The program allows mothers fighting drug and alcohol addiction to get treatment without giving up their child up to the foster care system, said Gary Blatnick, director of the county’s Department of Health and Human Services. The perinatal program is currently funded through state and federal dollars, and 10 women are in the program.

Gitlin said he was concerned the public wasn’t getting its money’s worth since just one child was being taken care of. He asked Blatnick if there were other family members who could provide child care.

“When I took an oath I said I was going to be the guardian of the public trust and it disturbs me that the state is funding up to $3,000 for what appears to be one child right now,” Gitlin said.

Blatnick said there was no relative available to provide child care, and he added that if the mother lost her child to the foster care system, “those public costs far exceed the small investment being made in this child getting the licensed child care and the mother getting treatment. If we didn’t pay for child care we don’t know where that child would be.”

Supervisors voted 3-1 to approve the contract renewal, with Gitlin dissenting and David Finigan absent.

— Jessica Cejnar

It’s now ‘wildlife,’ not ‘game’

The California Department of Fish and Game became the California Department of Fish and Wildlife on Jan. 1, as mandated by legislation passed last year.

“The name of the department was changed to better reflect our evolving responsibilities,” said Department Director Charlton H. Bonham. “As our role has grown to meet 21st century expectations, we remain committed to our traditional responsibilities and to honoring our deep roots in California’s natural resources legacy.”

Traditionally known as game wardens, the department’s law enforcement staff will now be called wildlife officers.

Californians will notice new Internet (www.wildlife.ca.gov) and e-mail addresses for department employees. The old URL and email addresses will continue to work indefinitely.

The mission of the department continues to be “to manage California’s diverse fish, wildlife, and plant resources, and the habitats upon which they depend, for their ecological values and for their use and enjoyment by the public.”

— Adam Spencer

Discouraging jetty walking

City officials have begun pursuing an agreement with the U.S. Army Corps of Engineers that would enable them to cite people who venture onto the north jetty.

After emergency officials were called to the jetty twice last week, once to rescue a man who was swept into the harbor, City Manager Eugene Palazzo, Search and Rescue Coordinator Terry McNamera, Police Chief Doug Plack and Fire Chief Steve Wakefield met.

“Terry’s concern was safety issues with his crews when they’re out doing rescues,” Palazzo said, adding that McNamera is going to contact the Army Corps of Engineers. “He’s going to research that and make that communication with them.”

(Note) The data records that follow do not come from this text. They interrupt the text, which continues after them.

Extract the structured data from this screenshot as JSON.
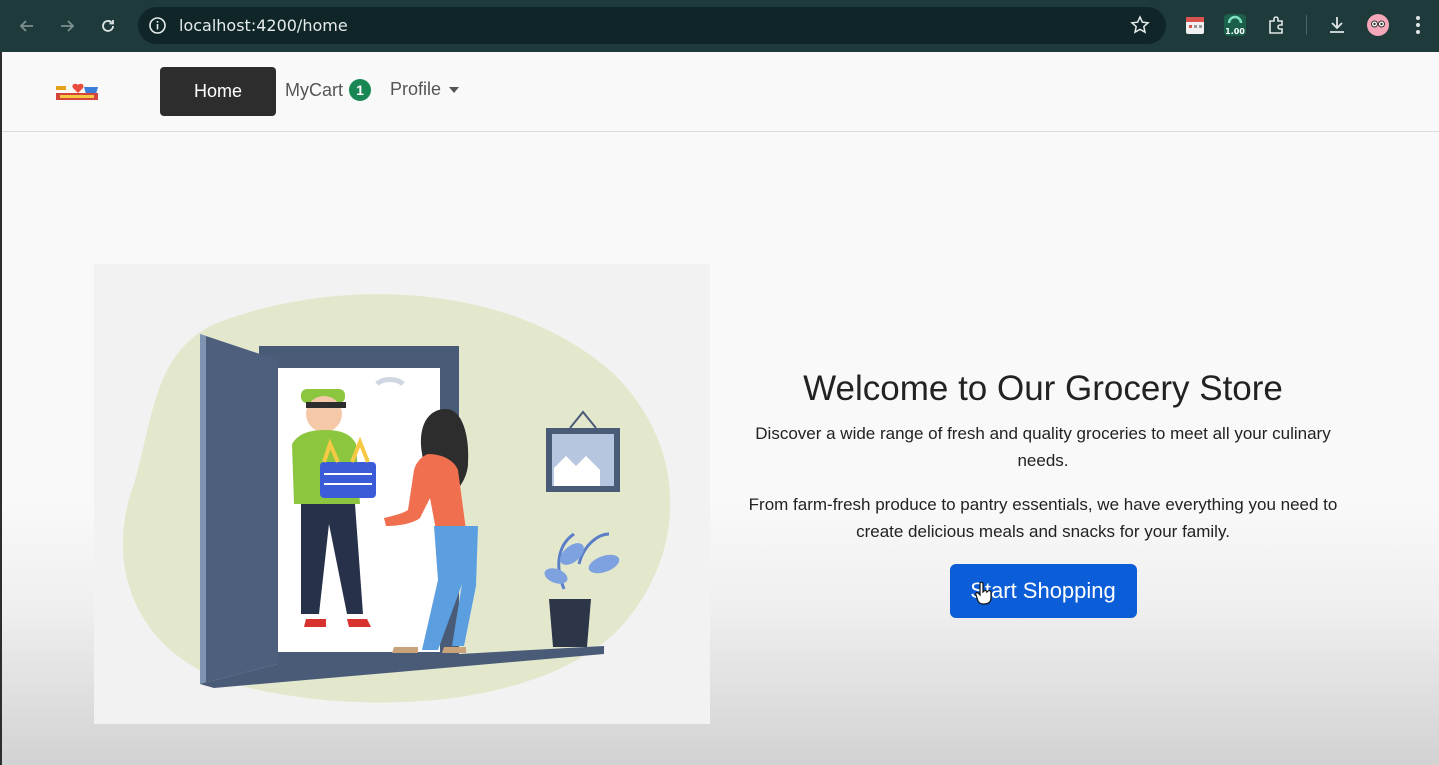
{
  "browser": {
    "url": "localhost:4200/home",
    "extension_badge": "1.00"
  },
  "navbar": {
    "home_label": "Home",
    "cart_label": "MyCart",
    "cart_count": "1",
    "profile_label": "Profile"
  },
  "hero": {
    "title": "Welcome to Our Grocery Store",
    "paragraph1": "Discover a wide range of fresh and quality groceries to meet all your culinary needs.",
    "paragraph2": "From farm-fresh produce to pantry essentials, we have everything you need to create delicious meals and snacks for your family.",
    "cta_label": "Start Shopping"
  },
  "colors": {
    "accent": "#0b5ed7",
    "badge": "#198754",
    "home_button": "#2d2d2d",
    "chrome": "#1f3a3a"
  }
}
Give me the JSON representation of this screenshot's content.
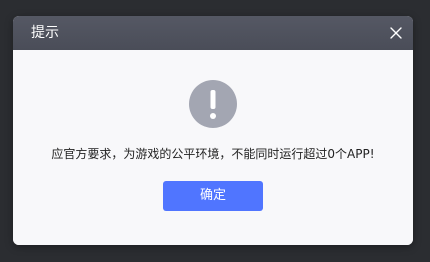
{
  "dialog": {
    "title": "提示",
    "message": "应官方要求，为游戏的公平环境，不能同时运行超过0个APP!",
    "confirm_label": "确定"
  },
  "icons": {
    "close": "close-icon",
    "alert": "exclamation-circle-icon"
  },
  "colors": {
    "titlebar": "#4f525d",
    "body": "#f8f8fa",
    "alert_icon": "#a3a6b2",
    "primary_button": "#5075ff"
  }
}
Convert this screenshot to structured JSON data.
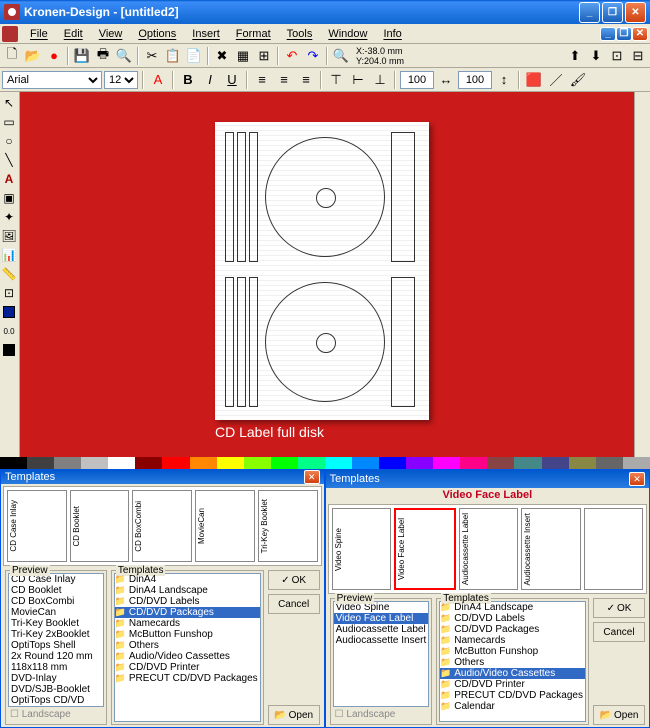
{
  "window": {
    "title": "Kronen-Design - [untitled2]"
  },
  "menu": {
    "file": "File",
    "edit": "Edit",
    "view": "View",
    "options": "Options",
    "insert": "Insert",
    "format": "Format",
    "tools": "Tools",
    "window": "Window",
    "info": "Info"
  },
  "coords": {
    "x": "X:-38.0 mm",
    "y": "Y:204.0 mm"
  },
  "font": {
    "name": "Arial",
    "size": "12",
    "pct1": "100",
    "pct2": "100"
  },
  "canvas": {
    "caption": "CD Label full disk"
  },
  "dialog1": {
    "title": "Templates",
    "thumblabels": [
      "CD Case Inlay",
      "CD Booklet",
      "CD BoxCombi",
      "MovieCan",
      "Tri-Key Booklet"
    ],
    "preview_legend": "Preview",
    "templates_legend": "Templates",
    "preview_items": [
      "CD Case Inlay",
      "CD Booklet",
      "CD BoxCombi",
      "MovieCan",
      "Tri-Key Booklet",
      "Tri-Key 2xBooklet",
      "OptiTops Shell",
      "2x Round 120 mm",
      "118x118 mm",
      "DVD-Inlay",
      "DVD/SJB-Booklet",
      "OptiTops CD/VD"
    ],
    "tree_items": [
      {
        "label": "DinA4"
      },
      {
        "label": "DinA4 Landscape"
      },
      {
        "label": "CD/DVD Labels"
      },
      {
        "label": "CD/DVD Packages",
        "sel": true
      },
      {
        "label": "Namecards"
      },
      {
        "label": "McButton Funshop"
      },
      {
        "label": "Others"
      },
      {
        "label": "Audio/Video Cassettes"
      },
      {
        "label": "CD/DVD Printer"
      },
      {
        "label": "PRECUT CD/DVD Packages"
      }
    ],
    "ok": "OK",
    "cancel": "Cancel",
    "open": "Open",
    "landscape": "Landscape"
  },
  "dialog2": {
    "title": "Templates",
    "redtitle": "Video Face Label",
    "thumblabels": [
      "Video Spine",
      "Video Face Label",
      "Audiocassette Label",
      "Audiocassette Insert",
      ""
    ],
    "preview_legend": "Preview",
    "templates_legend": "Templates",
    "preview_items": [
      "Video Spine",
      "Video Face Label",
      "Audiocassette Label",
      "Audiocassette Insert"
    ],
    "preview_sel": 1,
    "tree_items": [
      {
        "label": "DinA4 Landscape"
      },
      {
        "label": "CD/DVD Labels"
      },
      {
        "label": "CD/DVD Packages"
      },
      {
        "label": "Namecards"
      },
      {
        "label": "McButton Funshop"
      },
      {
        "label": "Others"
      },
      {
        "label": "Audio/Video Cassettes",
        "sel": true
      },
      {
        "label": "CD/DVD Printer"
      },
      {
        "label": "PRECUT CD/DVD Packages"
      },
      {
        "label": "Calendar"
      }
    ],
    "ok": "OK",
    "cancel": "Cancel",
    "open": "Open",
    "landscape": "Landscape"
  },
  "colors": {
    "accent": "#0054e3",
    "canvas": "#ca1a1a"
  }
}
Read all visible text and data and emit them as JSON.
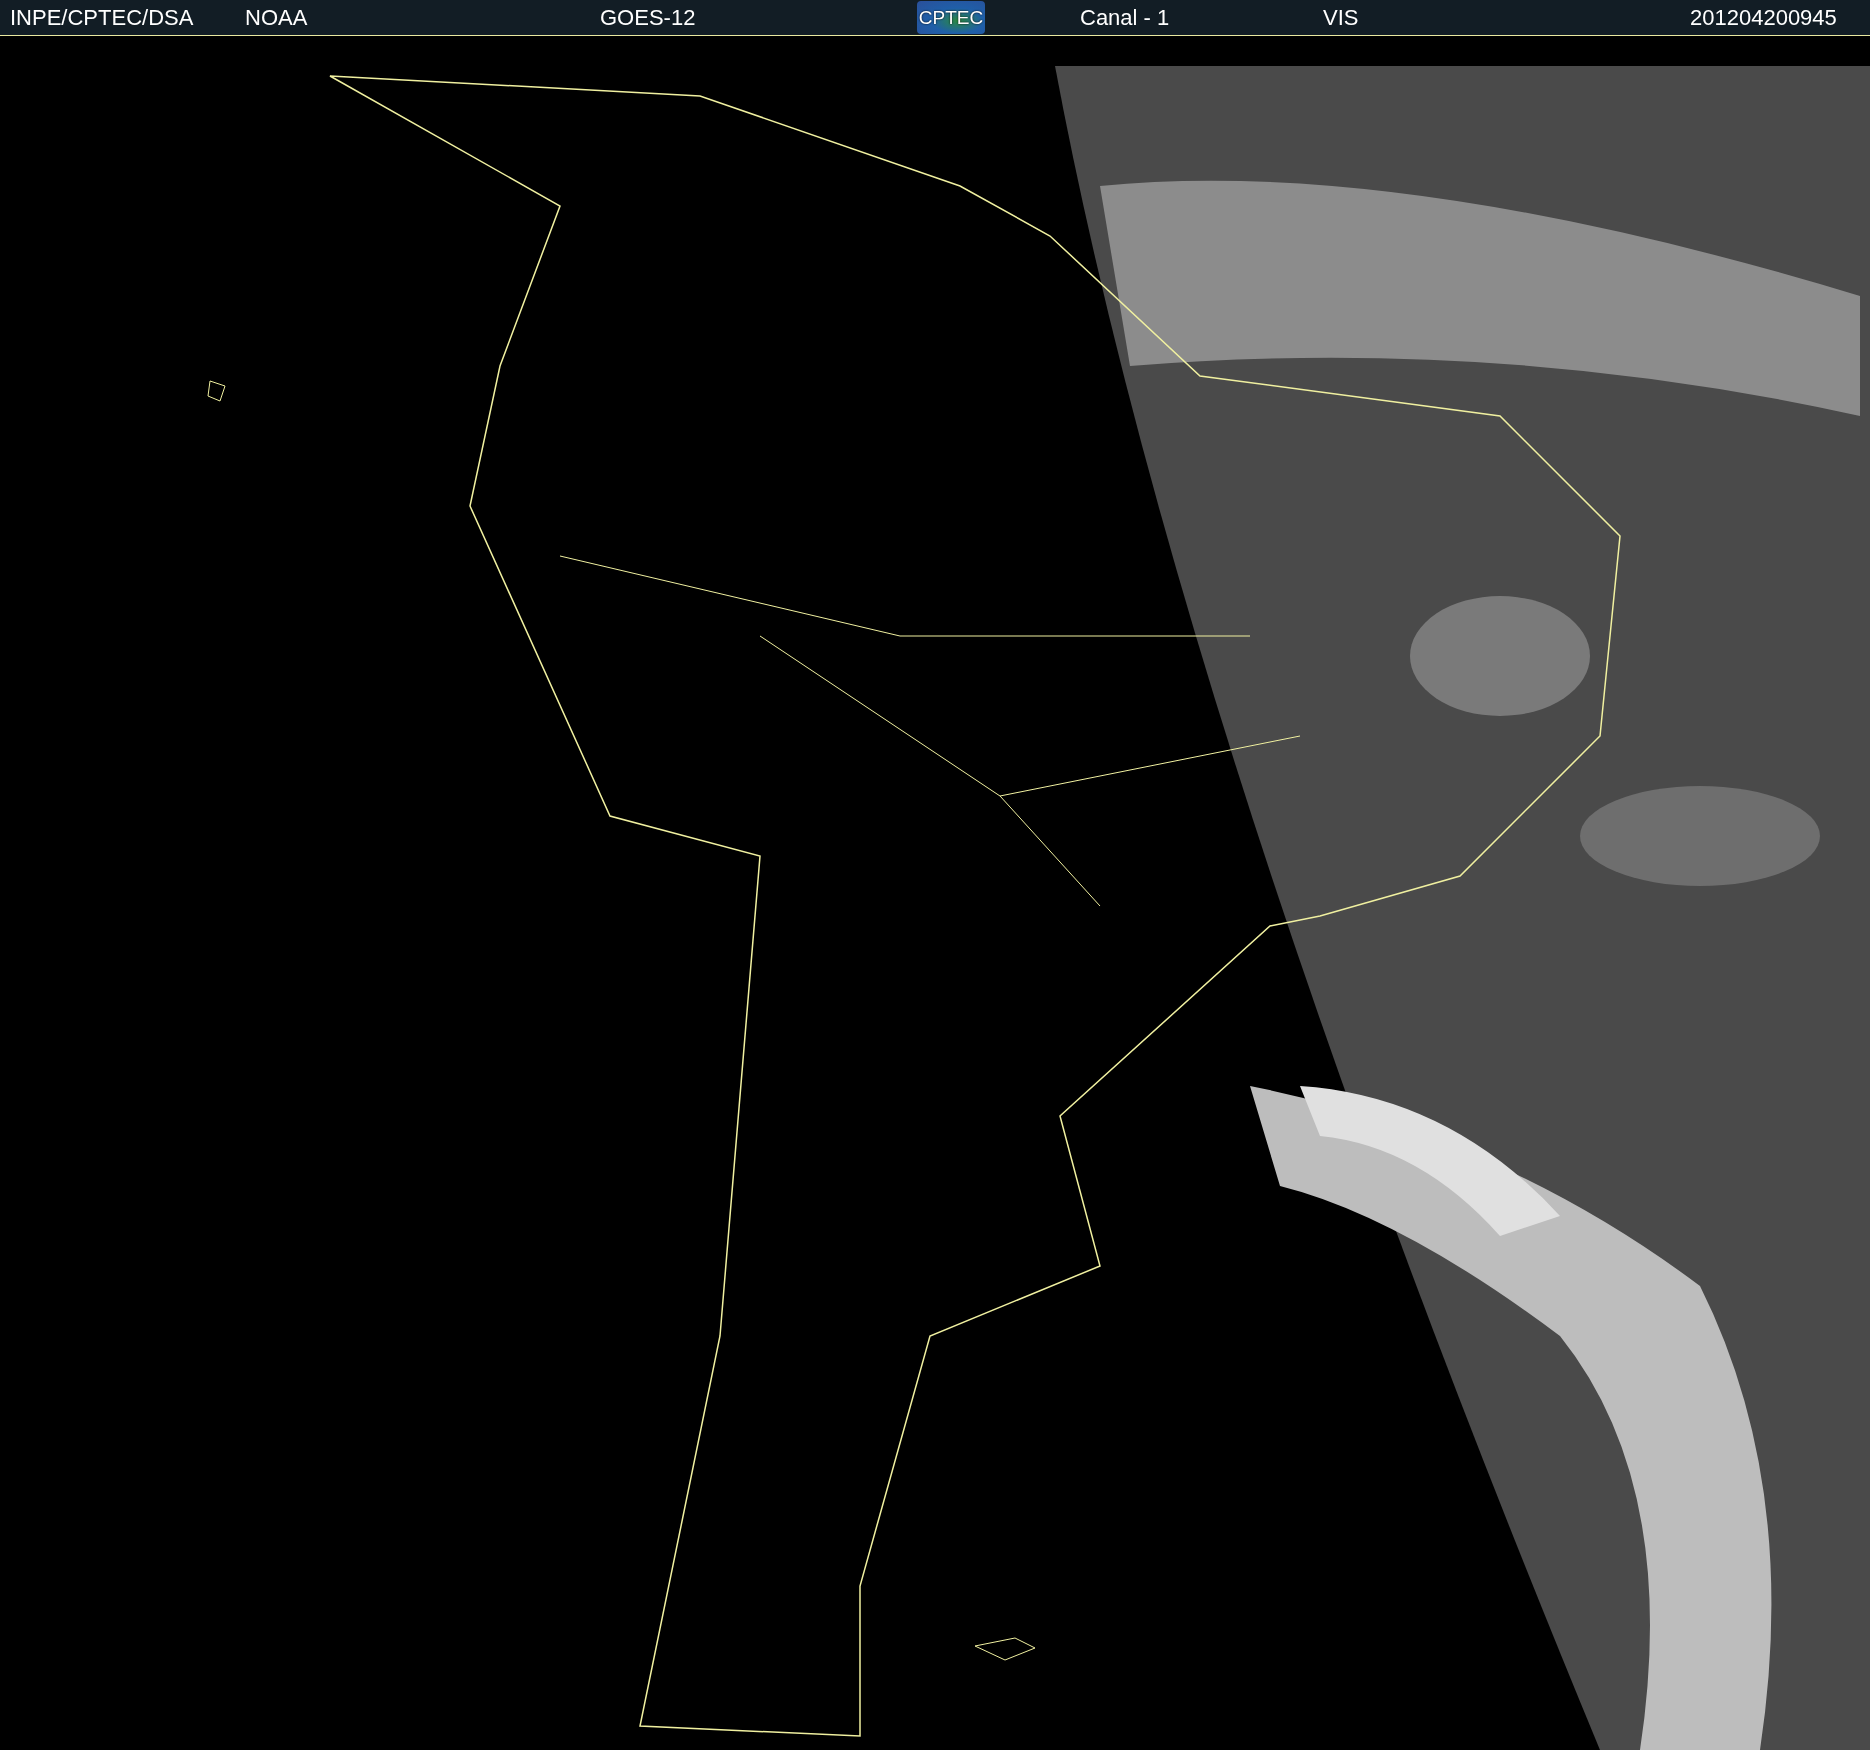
{
  "header": {
    "agency": "INPE/CPTEC/DSA",
    "source": "NOAA",
    "satellite": "GOES-12",
    "logo_text": "CPTEC",
    "channel": "Canal - 1",
    "band": "VIS",
    "timestamp": "201204200945"
  }
}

Despite being the ones to respond to distress calls when people get in over their heads, the Police Department and Sheriff’s Office are unable to cite or fine those who ignore the warning signs because the jetty is owned by the Army Corps of Engineers.

To be able to issue citations to people who walk out onto the jetty, local authorities would have to request a concurrent jurisdiction agreement with the Corps of Engineers, spokesman Brandon Beach recently said.